Jonas was a member of the Brooklyn Institute of Arts and Sciences, the New York Horticultural Society, the Freemasons, the Elks, the Iroquois and Unity clubs of Brooklyn, the Soundview Golf Club of Great Neck, the Fresh Meadow Country Club of Flushing, and the Lakeville Golf and Country Club of Great Neck. He helped organize the latter two clubs. During World War I, he was active in various Liberty Loan campaigns and served as treasurer of the United War Work campaign in Brooklyn. He was an honorary trustee of the Union Temple of Brooklyn. In 1893, he married Jennie Strauss. They had two children, Isabel (wife of Jules Edmund Rosenthal) and Jay Seth (who predeceased Jonas).
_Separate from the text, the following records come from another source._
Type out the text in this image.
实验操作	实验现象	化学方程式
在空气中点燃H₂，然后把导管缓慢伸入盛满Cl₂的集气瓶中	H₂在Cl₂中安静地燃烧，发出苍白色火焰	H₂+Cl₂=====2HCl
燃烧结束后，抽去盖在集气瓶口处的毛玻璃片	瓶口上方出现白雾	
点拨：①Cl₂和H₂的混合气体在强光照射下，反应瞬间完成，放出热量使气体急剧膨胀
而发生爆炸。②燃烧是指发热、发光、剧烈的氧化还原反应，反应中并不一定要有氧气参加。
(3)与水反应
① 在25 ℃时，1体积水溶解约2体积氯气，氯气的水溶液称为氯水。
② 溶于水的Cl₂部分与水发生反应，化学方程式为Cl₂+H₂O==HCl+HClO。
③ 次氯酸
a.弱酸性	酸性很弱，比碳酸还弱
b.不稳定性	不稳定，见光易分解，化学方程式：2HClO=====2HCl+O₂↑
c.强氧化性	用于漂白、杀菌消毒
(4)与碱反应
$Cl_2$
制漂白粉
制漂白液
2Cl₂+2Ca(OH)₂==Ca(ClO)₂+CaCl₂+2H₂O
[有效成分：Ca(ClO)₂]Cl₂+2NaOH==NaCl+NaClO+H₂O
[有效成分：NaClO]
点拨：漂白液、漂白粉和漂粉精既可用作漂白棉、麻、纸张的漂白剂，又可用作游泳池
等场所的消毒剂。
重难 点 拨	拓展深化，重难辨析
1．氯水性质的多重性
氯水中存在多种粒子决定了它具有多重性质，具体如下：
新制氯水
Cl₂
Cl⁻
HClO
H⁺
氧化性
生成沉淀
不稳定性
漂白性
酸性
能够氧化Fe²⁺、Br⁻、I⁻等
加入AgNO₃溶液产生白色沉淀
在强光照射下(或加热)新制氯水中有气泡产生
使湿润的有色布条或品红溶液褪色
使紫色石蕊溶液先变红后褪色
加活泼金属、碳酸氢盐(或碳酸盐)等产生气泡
Jonas died at the Jewish Hospital of Brooklyn from a heart attack on October 17, 1943. Over a thousand people attended his funeral at Union Temple, including officials from the city, state and federal government, judiciary members, and active leaders of the borough philanthropies. Edward Lazansky, former, Brooklyn Bar Association president Adolph Feldblum, and Rabbi Simon S. Tedesche of Union Temple delivered eulogies, with Tedesche officiating the funeral service. It was also attended by, among other people, Brooklyn Democratic leader Frank V. Kelly, Martin's department store president Frez Zeitz and vice-president Harry Zeitz, Emerson Radio Corporation president Benjamin Abrams, Prudential Savings Bank president Fred Goess, Manufacturers Trust Company vice chairman Henry C. Von Elm, Brooklyn Hebrew Orphan Asylum president Maurice Rosenfeld, Jewish Hospital acting president Isidor Leviton, hospital president Captain Alin Rosenson, Dr. Emanuel Libman, Congregation Emanu-El rabbi emeritus Nathan Krass, and New York Supreme Court Justices Charles C. Lockwood, Harry E. Lewis, Meier Steinbrink, Algernon I. Nova, and Philip M. Kleinfeld. He was buried in Maimonides Cemetery in Brooklyn.